Walk-A-Mile is increasing its reach.
The city-backed, five-part documentary film, which focuses on the relationship between the city’s Aboriginal community and the rest of its residents is now available for purchase on DVD.
Proceeds from sales go toward creating a team of facilitators who will run workshops in conjunction with the film. Those facilitators would help guide conversations and underscore the messages the filmmakers worked to convey.
Once that is in place along with a curriculum, the city will work with groups such as school boards, college and university students to present the film and spread the message.
“It’s one thing to sit and watch the films and we certainly encourage people to do that, but the idea was to generate conversations in small and large groups of people in the community, workplaces and schools,” said city clerk John Hannam at the official DVD release on Monday.
“We think the addition of curriculum materials to help guide the conversations after viewing the films is really important and having somebody who is trained and facilitating them and making them available to people will help encourage its use that much more.”
City Aboriginal liaison Ann Magiskan says taking the project to the next step with workshops and facilitators will increase the effectiveness of the resources and work toward community building.

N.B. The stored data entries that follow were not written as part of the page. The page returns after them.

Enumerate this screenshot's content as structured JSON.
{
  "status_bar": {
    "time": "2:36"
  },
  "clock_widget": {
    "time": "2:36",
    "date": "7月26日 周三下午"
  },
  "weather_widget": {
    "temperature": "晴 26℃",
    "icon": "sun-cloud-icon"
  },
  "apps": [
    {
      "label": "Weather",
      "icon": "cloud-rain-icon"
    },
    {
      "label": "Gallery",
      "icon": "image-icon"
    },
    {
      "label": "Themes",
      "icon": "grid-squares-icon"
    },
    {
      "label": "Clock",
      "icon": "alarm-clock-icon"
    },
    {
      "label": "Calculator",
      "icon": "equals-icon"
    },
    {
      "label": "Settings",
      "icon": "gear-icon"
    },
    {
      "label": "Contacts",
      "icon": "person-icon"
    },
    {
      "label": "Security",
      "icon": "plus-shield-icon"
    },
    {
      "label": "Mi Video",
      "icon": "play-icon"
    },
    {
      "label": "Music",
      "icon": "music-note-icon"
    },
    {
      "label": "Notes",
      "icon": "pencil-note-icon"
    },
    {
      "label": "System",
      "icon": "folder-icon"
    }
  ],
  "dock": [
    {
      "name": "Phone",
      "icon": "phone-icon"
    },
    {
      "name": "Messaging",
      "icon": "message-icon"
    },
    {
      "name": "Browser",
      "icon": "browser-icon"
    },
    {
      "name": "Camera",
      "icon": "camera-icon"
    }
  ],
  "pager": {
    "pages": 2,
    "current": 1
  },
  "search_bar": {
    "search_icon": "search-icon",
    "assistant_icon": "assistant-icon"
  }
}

“It helps to break down what the messages are in each of the films,” Magiskan said.
“It will help break down a broader understanding and create community conversations to go along with the films.”
The film was first screened to the general public in February to a packed house at the Thunder Bay Community Auditorium and the initial reception was quite favourable.
There were 200 copies of the DVD spoken for on that night alone.
“The response we had at the premiere of the film was tremendous and the interest the community has expressed since has been ongoing,” Hannam said.
“We’re working on spreading the awareness of the films as far and wide as we can and when we have the curriculum material it will really see the films get put into use in the community and beyond.”
Hannam is hoping employers, church groups, rotary clubs and other local organizations see the film as a way to promote and encourage acceptance and understanding.
The film has been screened in Sioux Lookout to an anti-racism committee and Hannam recently showed the film to colleagues during a meeting in Ottawa.
He expects to be able to show the film throughout the region.
DVDs are available for purchase online or at the front counter on the main floor of city hall.